Did you happen to hear where Sen. Kirsten Gillibrand was last week when President Trump posted a tweet about her that the president's critics labeled "sexually suggestive and demeaning?"
Yep, that's right: The New York Democrat was at a bipartisan Bible study.
So what are the odds that the New York Times political writers who profiled Gillibrand in Sunday's newspaper — in a lengthy A-section piece tied to the president's kerfuffle with the senator — delved into her faith?
Hint: The Times makes passing reference to the aforementioned Bible study.
But any actual consideration of Gillibrand's faith? Not so much. (Interestingly enough, the profile does point to the senator's propensity to curse "freely in public venues."

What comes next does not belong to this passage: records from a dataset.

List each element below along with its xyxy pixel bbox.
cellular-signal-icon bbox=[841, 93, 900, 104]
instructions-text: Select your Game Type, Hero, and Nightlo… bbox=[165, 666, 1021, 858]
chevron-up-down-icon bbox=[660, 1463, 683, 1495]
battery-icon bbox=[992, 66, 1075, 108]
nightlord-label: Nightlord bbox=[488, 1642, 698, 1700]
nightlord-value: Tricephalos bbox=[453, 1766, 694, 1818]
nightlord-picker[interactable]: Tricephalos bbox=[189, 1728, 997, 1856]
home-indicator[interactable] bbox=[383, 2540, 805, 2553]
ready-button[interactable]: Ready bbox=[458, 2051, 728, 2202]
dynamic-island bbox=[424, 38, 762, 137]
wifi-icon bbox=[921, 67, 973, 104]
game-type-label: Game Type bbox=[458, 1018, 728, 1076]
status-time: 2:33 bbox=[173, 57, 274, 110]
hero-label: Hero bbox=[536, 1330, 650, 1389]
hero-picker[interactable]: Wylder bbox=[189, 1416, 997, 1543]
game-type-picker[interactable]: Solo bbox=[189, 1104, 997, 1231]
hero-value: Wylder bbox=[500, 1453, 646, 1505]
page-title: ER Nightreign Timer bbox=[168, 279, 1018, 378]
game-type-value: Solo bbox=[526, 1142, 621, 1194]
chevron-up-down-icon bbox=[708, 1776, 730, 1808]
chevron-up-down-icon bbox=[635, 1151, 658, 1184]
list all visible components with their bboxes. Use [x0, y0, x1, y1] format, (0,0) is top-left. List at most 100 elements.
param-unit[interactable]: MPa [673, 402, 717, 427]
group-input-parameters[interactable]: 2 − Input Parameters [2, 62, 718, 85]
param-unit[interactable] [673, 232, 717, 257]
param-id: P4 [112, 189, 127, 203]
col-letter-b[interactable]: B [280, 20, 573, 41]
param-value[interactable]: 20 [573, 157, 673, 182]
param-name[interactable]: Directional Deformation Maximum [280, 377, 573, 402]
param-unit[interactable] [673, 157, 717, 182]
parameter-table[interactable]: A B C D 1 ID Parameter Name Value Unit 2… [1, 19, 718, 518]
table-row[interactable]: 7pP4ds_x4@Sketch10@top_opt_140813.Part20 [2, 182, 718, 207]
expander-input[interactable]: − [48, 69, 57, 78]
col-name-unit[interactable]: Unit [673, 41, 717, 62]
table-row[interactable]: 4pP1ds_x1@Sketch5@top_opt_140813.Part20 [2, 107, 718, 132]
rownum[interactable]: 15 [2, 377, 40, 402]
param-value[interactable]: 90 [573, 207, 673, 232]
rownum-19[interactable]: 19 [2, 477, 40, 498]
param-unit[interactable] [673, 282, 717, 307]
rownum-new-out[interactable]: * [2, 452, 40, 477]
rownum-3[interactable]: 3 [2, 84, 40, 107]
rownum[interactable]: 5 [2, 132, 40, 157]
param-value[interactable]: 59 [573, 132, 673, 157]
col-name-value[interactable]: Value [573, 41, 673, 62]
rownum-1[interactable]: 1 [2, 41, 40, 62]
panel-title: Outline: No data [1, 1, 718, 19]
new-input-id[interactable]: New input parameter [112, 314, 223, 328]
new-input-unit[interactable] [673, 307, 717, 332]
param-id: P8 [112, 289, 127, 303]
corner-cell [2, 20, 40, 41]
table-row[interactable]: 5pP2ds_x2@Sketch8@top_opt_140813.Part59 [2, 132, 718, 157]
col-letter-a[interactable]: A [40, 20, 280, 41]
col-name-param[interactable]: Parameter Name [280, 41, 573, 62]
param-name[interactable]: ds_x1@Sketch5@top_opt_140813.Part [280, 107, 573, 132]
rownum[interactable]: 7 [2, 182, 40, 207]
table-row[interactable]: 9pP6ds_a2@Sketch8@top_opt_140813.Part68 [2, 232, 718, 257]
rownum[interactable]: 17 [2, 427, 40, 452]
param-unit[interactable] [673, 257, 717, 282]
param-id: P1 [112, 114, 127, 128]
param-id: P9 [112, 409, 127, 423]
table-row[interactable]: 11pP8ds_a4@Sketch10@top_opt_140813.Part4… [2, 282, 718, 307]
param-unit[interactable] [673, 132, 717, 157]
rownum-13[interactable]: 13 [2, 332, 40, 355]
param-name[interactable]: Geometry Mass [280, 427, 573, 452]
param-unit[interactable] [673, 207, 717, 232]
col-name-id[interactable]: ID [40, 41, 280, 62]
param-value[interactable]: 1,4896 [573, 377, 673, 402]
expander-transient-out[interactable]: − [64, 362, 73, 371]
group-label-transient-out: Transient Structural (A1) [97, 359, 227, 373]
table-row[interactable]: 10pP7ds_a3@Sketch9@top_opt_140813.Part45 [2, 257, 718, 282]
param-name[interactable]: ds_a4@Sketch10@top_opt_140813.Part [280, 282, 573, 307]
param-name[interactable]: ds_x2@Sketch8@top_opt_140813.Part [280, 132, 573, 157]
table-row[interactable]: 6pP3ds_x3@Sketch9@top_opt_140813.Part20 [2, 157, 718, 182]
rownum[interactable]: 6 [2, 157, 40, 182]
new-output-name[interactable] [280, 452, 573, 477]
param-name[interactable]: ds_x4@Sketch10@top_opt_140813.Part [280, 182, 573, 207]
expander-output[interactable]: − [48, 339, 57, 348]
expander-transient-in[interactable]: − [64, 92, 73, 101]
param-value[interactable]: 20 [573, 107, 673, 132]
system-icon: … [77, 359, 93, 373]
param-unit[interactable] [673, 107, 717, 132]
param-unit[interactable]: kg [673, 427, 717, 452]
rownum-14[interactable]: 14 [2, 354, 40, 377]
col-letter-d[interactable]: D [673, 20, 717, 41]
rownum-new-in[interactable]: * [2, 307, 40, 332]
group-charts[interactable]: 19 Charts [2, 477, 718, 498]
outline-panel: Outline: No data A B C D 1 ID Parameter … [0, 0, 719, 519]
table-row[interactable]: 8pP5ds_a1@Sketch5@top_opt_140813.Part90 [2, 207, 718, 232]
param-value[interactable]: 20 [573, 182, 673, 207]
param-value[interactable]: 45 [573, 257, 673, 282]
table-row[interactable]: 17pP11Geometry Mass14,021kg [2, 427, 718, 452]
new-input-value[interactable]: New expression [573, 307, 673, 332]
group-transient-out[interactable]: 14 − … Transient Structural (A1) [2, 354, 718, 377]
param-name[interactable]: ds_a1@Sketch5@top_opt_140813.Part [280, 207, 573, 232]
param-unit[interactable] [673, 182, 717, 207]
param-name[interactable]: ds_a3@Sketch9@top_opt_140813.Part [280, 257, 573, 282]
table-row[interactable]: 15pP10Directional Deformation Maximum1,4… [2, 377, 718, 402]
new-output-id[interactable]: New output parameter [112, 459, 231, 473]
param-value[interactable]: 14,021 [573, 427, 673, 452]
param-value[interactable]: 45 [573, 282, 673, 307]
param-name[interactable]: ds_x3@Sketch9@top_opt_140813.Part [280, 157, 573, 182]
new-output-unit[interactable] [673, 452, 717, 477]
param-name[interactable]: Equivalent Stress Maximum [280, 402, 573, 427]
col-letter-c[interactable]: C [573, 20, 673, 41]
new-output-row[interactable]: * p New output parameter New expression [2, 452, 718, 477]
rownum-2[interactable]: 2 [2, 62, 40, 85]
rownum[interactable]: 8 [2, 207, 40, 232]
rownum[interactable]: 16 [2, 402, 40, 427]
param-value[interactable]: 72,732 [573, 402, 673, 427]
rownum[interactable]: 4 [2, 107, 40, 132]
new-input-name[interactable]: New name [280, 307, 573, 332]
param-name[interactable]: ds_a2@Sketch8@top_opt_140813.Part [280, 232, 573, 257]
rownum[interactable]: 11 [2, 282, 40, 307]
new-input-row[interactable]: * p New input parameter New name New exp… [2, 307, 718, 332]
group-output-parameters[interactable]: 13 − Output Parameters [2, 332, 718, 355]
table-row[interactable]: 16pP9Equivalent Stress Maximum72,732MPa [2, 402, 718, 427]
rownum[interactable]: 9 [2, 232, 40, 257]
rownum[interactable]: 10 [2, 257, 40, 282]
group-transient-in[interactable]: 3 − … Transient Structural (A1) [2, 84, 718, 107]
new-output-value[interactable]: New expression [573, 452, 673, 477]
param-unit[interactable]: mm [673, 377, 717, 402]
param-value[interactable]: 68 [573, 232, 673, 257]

I first became aware of Gillibrand's participation in the regular Bible study when I did a Religion News Service profile of Sen. James Lankford earlier this year. I asked the Oklahoma Republican's team for the names of Democrats involved in the study. They put me in touch with Gillibrand's office.
I visited with Gillibrand about Lankford and her own faith, and a portion of that interview ended up in my story:
“He’s definitely sincere about his faith, and it’s absolutely a guidepost in his public service,” said Sen. Kirsten Gillibrand, D-N.Y., a Roman Catholic who joins a weekly bipartisan Bible study with Lankford and other senators.